Modern steel plates have much higher tensile strengths than their predecessors, making them much better suited to the efficient construction of large container ships. ... High corrosion resistant steel plate is perfect steel type for oil tanks, and when used in shipbuilding, ship weight is less for the same capacity ships, fuel cost and CO2 emission can be reduced.

From Steels for Shipbuilding

In shipbuilding, there is usually a trade off in the use of material and complex structures. Typically, a complex structure requires more labour and fabrication than a simpler structure, which uses more material.

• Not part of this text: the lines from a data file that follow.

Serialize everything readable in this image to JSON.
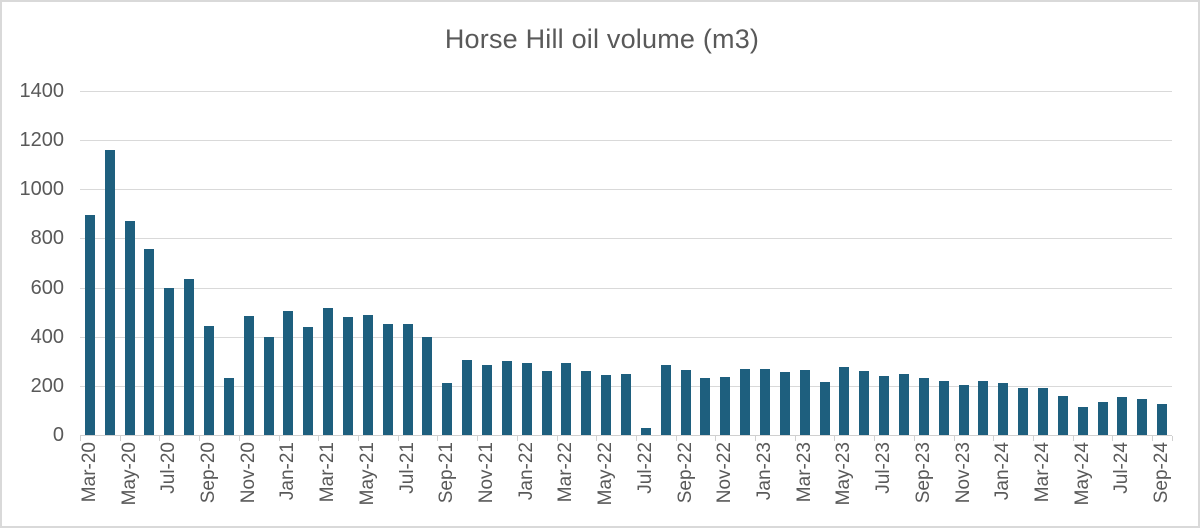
{
  "chart_data": {
    "type": "bar",
    "title": "Horse Hill oil volume (m3)",
    "categories": [
      "Mar-20",
      "Apr-20",
      "May-20",
      "Jun-20",
      "Jul-20",
      "Aug-20",
      "Sep-20",
      "Oct-20",
      "Nov-20",
      "Dec-20",
      "Jan-21",
      "Feb-21",
      "Mar-21",
      "Apr-21",
      "May-21",
      "Jun-21",
      "Jul-21",
      "Aug-21",
      "Sep-21",
      "Oct-21",
      "Nov-21",
      "Dec-21",
      "Jan-22",
      "Feb-22",
      "Mar-22",
      "Apr-22",
      "May-22",
      "Jun-22",
      "Jul-22",
      "Aug-22",
      "Sep-22",
      "Oct-22",
      "Nov-22",
      "Dec-22",
      "Jan-23",
      "Feb-23",
      "Mar-23",
      "Apr-23",
      "May-23",
      "Jun-23",
      "Jul-23",
      "Aug-23",
      "Sep-23",
      "Oct-23",
      "Nov-23",
      "Dec-23",
      "Jan-24",
      "Feb-24",
      "Mar-24",
      "Apr-24",
      "May-24",
      "Jun-24",
      "Jul-24",
      "Aug-24",
      "Sep-24"
    ],
    "values": [
      895,
      1160,
      870,
      755,
      600,
      635,
      445,
      230,
      485,
      400,
      505,
      440,
      515,
      480,
      490,
      450,
      450,
      400,
      210,
      305,
      285,
      300,
      295,
      260,
      295,
      260,
      245,
      250,
      30,
      285,
      265,
      230,
      235,
      270,
      270,
      255,
      265,
      215,
      275,
      260,
      240,
      250,
      230,
      220,
      205,
      220,
      210,
      190,
      190,
      160,
      115,
      135,
      155,
      145,
      125
    ],
    "x_tick_labels": [
      "Mar-20",
      "May-20",
      "Jul-20",
      "Sep-20",
      "Nov-20",
      "Jan-21",
      "Mar-21",
      "May-21",
      "Jul-21",
      "Sep-21",
      "Nov-21",
      "Jan-22",
      "Mar-22",
      "May-22",
      "Jul-22",
      "Sep-22",
      "Nov-22",
      "Jan-23",
      "Mar-23",
      "May-23",
      "Jul-23",
      "Sep-23",
      "Nov-23",
      "Jan-24",
      "Mar-24",
      "May-24",
      "Jul-24",
      "Sep-24"
    ],
    "x_label_every": 2,
    "y_ticks": [
      0,
      200,
      400,
      600,
      800,
      1000,
      1200,
      1400
    ],
    "ylim": [
      0,
      1400
    ],
    "grid": true,
    "legend": false,
    "bar_color": "#1e5f7e",
    "grid_color": "#d9d9d9",
    "axis_color": "#d0d0d0",
    "label_color": "#595959",
    "title_color": "#595959",
    "frame_border_color": "#d9d9d9",
    "background_color": "#ffffff"
  }
}
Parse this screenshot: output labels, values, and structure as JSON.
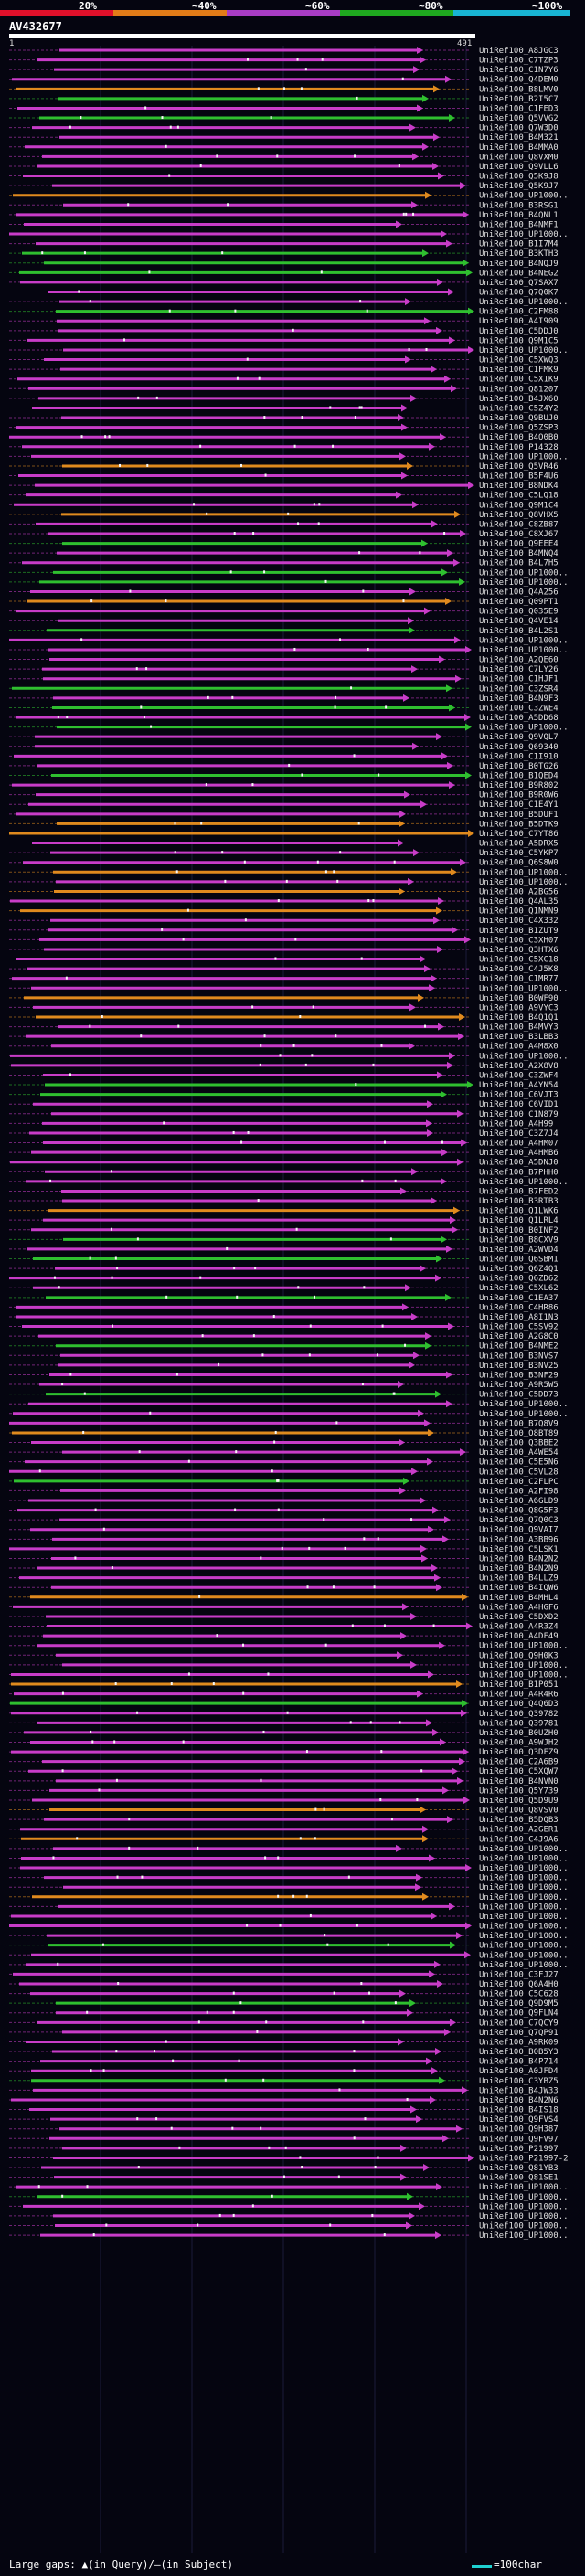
{
  "legend": [
    {
      "label": "20%",
      "color": "#e0102a"
    },
    {
      "label": "~40%",
      "color": "#e27c18"
    },
    {
      "label": "~60%",
      "color": "#a83cc4"
    },
    {
      "label": "~80%",
      "color": "#1fa81f"
    },
    {
      "label": "~100%",
      "color": "#18b4d2"
    }
  ],
  "query": {
    "name": "AV432677",
    "start": "1",
    "end": "491"
  },
  "colors": {
    "magenta": "#c83cc8",
    "green": "#2fbf2f",
    "orange": "#e08a1e",
    "tick": "#f5f5f5",
    "grid": "#1b1b3a"
  },
  "hits": [
    "UniRef100_A8JGC3",
    "UniRef100_C7TZP3",
    "UniRef100_C1N7Y6",
    "UniRef100_Q4DEM0",
    "UniRef100_B8LMV0",
    "UniRef100_B2I5C7",
    "UniRef100_C1FED3",
    "UniRef100_Q5VVG2",
    "UniRef100_Q7W3D0",
    "UniRef100_B4M321",
    "UniRef100_B4MMA0",
    "UniRef100_Q8VXM0",
    "UniRef100_Q9VLL6",
    "UniRef100_Q5K9J8",
    "UniRef100_Q5K9J7",
    "UniRef100_UP1000..",
    "UniRef100_B3RSG1",
    "UniRef100_B4QNL1",
    "UniRef100_B4NMF1",
    "UniRef100_UP1000..",
    "UniRef100_B1I7M4",
    "UniRef100_B3KTH3",
    "UniRef100_B4NQJ9",
    "UniRef100_B4NEG2",
    "UniRef100_Q7SAX7",
    "UniRef100_Q7Q0K7",
    "UniRef100_UP1000..",
    "UniRef100_C2FM88",
    "UniRef100_A4I909",
    "UniRef100_C5DDJ0",
    "UniRef100_Q9M1C5",
    "UniRef100_UP1000..",
    "UniRef100_C5XWQ3",
    "UniRef100_C1FMK9",
    "UniRef100_C5X1K9",
    "UniRef100_Q81207",
    "UniRef100_B4JX60",
    "UniRef100_C5Z4Y2",
    "UniRef100_Q9BUJ0",
    "UniRef100_Q5ZSP3",
    "UniRef100_B4Q0B0",
    "UniRef100_P14328",
    "UniRef100_UP1000..",
    "UniRef100_Q5VR46",
    "UniRef100_B5F4U6",
    "UniRef100_B8NDK4",
    "UniRef100_C5LQ18",
    "UniRef100_Q9M1C4",
    "UniRef100_Q8VHX5",
    "UniRef100_C8ZB87",
    "UniRef100_C8XJ67",
    "UniRef100_Q9EEE4",
    "UniRef100_B4MNQ4",
    "UniRef100_B4L7H5",
    "UniRef100_UP1000..",
    "UniRef100_UP1000..",
    "UniRef100_Q4A256",
    "UniRef100_Q09PT1",
    "UniRef100_Q035E9",
    "UniRef100_Q4VE14",
    "UniRef100_B4L2S1",
    "UniRef100_UP1000..",
    "UniRef100_UP1000..",
    "UniRef100_A2QE60",
    "UniRef100_C7LY26",
    "UniRef100_C1HJF1",
    "UniRef100_C3ZSR4",
    "UniRef100_B4N9F3",
    "UniRef100_C3ZWE4",
    "UniRef100_A5DD68",
    "UniRef100_UP1000..",
    "UniRef100_Q9VQL7",
    "UniRef100_Q69340",
    "UniRef100_C1I910",
    "UniRef100_B0TG26",
    "UniRef100_B1QED4",
    "UniRef100_B9R802",
    "UniRef100_B9R0W6",
    "UniRef100_C1E4Y1",
    "UniRef100_B5DUF1",
    "UniRef100_B5DTK9",
    "UniRef100_C7YT86",
    "UniRef100_A5DRX5",
    "UniRef100_C5YKP7",
    "UniRef100_Q6S8W0",
    "UniRef100_UP1000..",
    "UniRef100_UP1000..",
    "UniRef100_A2BG56",
    "UniRef100_Q4AL35",
    "UniRef100_Q1NMN9",
    "UniRef100_C4X332",
    "UniRef100_B1ZUT9",
    "UniRef100_C3XH07",
    "UniRef100_Q3HTX6",
    "UniRef100_C5XC18",
    "UniRef100_C4J5K8",
    "UniRef100_C1MR77",
    "UniRef100_UP1000..",
    "UniRef100_B0WF90",
    "UniRef100_A9VYC3",
    "UniRef100_B4Q1Q1",
    "UniRef100_B4MVY3",
    "UniRef100_B3LBB3",
    "UniRef100_A4M8X0",
    "UniRef100_UP1000..",
    "UniRef100_A2X8V8",
    "UniRef100_C3ZWF4",
    "UniRef100_A4YN54",
    "UniRef100_C6VJT3",
    "UniRef100_C6VID1",
    "UniRef100_C1N879",
    "UniRef100_A4H99",
    "UniRef100_C3Z7J4",
    "UniRef100_A4HM07",
    "UniRef100_A4HMB6",
    "UniRef100_A5DNJ0",
    "UniRef100_B7PHH0",
    "UniRef100_UP1000..",
    "UniRef100_B7FED2",
    "UniRef100_B3RTB3",
    "UniRef100_Q1LWK6",
    "UniRef100_Q1LRL4",
    "UniRef100_B0INF2",
    "UniRef100_B8CXV9",
    "UniRef100_A2WVD4",
    "UniRef100_Q6SBM1",
    "UniRef100_Q6Z4Q1",
    "UniRef100_Q6ZD62",
    "UniRef100_C5XL62",
    "UniRef100_C1EA37",
    "UniRef100_C4HR86",
    "UniRef100_A8I1N3",
    "UniRef100_C5SV92",
    "UniRef100_A2G8C0",
    "UniRef100_B4NME2",
    "UniRef100_B3NVS7",
    "UniRef100_B3NV25",
    "UniRef100_B3NF29",
    "UniRef100_A9R5W5",
    "UniRef100_C5DD73",
    "UniRef100_UP1000..",
    "UniRef100_UP1000..",
    "UniRef100_B7Q8V9",
    "UniRef100_Q8BT89",
    "UniRef100_Q3BBE2",
    "UniRef100_A4WE54",
    "UniRef100_C5E5N6",
    "UniRef100_C5VL28",
    "UniRef100_C2FLPC",
    "UniRef100_A2FI98",
    "UniRef100_A6GLD9",
    "UniRef100_Q8G5F3",
    "UniRef100_Q7Q0C3",
    "UniRef100_Q9VAI7",
    "UniRef100_A3BB96",
    "UniRef100_C5LSK1",
    "UniRef100_B4N2N2",
    "UniRef100_B4N2N9",
    "UniRef100_B4LLZ9",
    "UniRef100_B4IQW6",
    "UniRef100_B4MHL4",
    "UniRef100_A4HGF6",
    "UniRef100_C5DXD2",
    "UniRef100_A4R3Z4",
    "UniRef100_A4DF49",
    "UniRef100_UP1000..",
    "UniRef100_Q9H0K3",
    "UniRef100_UP1000..",
    "UniRef100_UP1000..",
    "UniRef100_B1P051",
    "UniRef100_A4R4R6",
    "UniRef100_Q4Q6D3",
    "UniRef100_Q39782",
    "UniRef100_Q39781",
    "UniRef100_B0UZH0",
    "UniRef100_A9WJH2",
    "UniRef100_Q3DFZ9",
    "UniRef100_C2A6B9",
    "UniRef100_C5XQW7",
    "UniRef100_B4NVN0",
    "UniRef100_Q5Y739",
    "UniRef100_Q5D9U9",
    "UniRef100_Q8VSV0",
    "UniRef100_B5DQB3",
    "UniRef100_A2GER1",
    "UniRef100_C4J9A6",
    "UniRef100_UP1000..",
    "UniRef100_UP1000..",
    "UniRef100_UP1000..",
    "UniRef100_UP1000..",
    "UniRef100_UP1000..",
    "UniRef100_UP1000..",
    "UniRef100_UP1000..",
    "UniRef100_UP1000..",
    "UniRef100_UP1000..",
    "UniRef100_UP1000..",
    "UniRef100_UP1000..",
    "UniRef100_UP1000..",
    "UniRef100_UP1000..",
    "UniRef100_C3FJ27",
    "UniRef100_Q6A4H0",
    "UniRef100_C5C628",
    "UniRef100_Q9D9M5",
    "UniRef100_Q9FLN4",
    "UniRef100_C7QCY9",
    "UniRef100_Q7QP91",
    "UniRef100_A9RK09",
    "UniRef100_B0B5Y3",
    "UniRef100_B4P714",
    "UniRef100_A0JFD4",
    "UniRef100_C3YBZ5",
    "UniRef100_B4JW33",
    "UniRef100_B4N2N6",
    "UniRef100_B4IS18",
    "UniRef100_Q9FVS4",
    "UniRef100_Q9H387",
    "UniRef100_Q9FV97",
    "UniRef100_P21997",
    "UniRef100_P21997-2",
    "UniRef100_Q81YB3",
    "UniRef100_Q81SE1",
    "UniRef100_UP1000..",
    "UniRef100_UP1000..",
    "UniRef100_UP1000..",
    "UniRef100_UP1000..",
    "UniRef100_UP1000..",
    "UniRef100_UP1000.."
  ],
  "footer": {
    "gaps_label": "Large gaps: ▲(in Query)/–(in Subject)",
    "scale_label": "=100char"
  }
}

There is also a tradeoff between using more complex structure and the lighter weight of the vessel, as a lighter ship can carry more cargo for a given volume, requires less power and therefore fuel to operate. A lighter ship thus provides more revenue for lower operating costs. The simple structure and heavier ship, offsets these benefits by the lower construction man hours and thus labour cost.

The dimensions of the Ever Given:

  • Displacement 265,876 t
  • Length 399.94 m
  • Beam 58.8 m
  • Draught 16.0 m (maximum)
  • Depth 32.9 m

The displacement is the amount of water that is displaced by ship. Exceed that and ship cannot float.

Rough area of hull is 2 * 400m * 33m + 59m * 33m = 50,000 m^2

Additional mass = 50,000 m^2 * (251.2 - 235.5)kg/m^2 = 785,000 kg (roughly)

Numbers are from Shipbuilding Steel Plates - Ansol Steel

If we go from 30mm (235.50 kg/m^2) to 32mm (251.20 kg/m^2), the additional steel would decrease cargo capacity by 785 t. At 24t/TEU (fully loaded), this would be 32 less containers.

The displacement is fixed by the dimensions of the ship. Designers must balance everything which goes into the ship with water displacement. The hull: keeps the water out; resists wind and wave action (hurricane force); resist corrosion (with alloys, painting and cathodic protection). No matter how strong the hull is made, it will still be peeled away if made contact with rocks: Exxon Valdez and Costa Concordia or ice: Titanic. These accidents are not common.

Thinner plates makes shaping, cutting and welding easier but it means the ship is more flexible.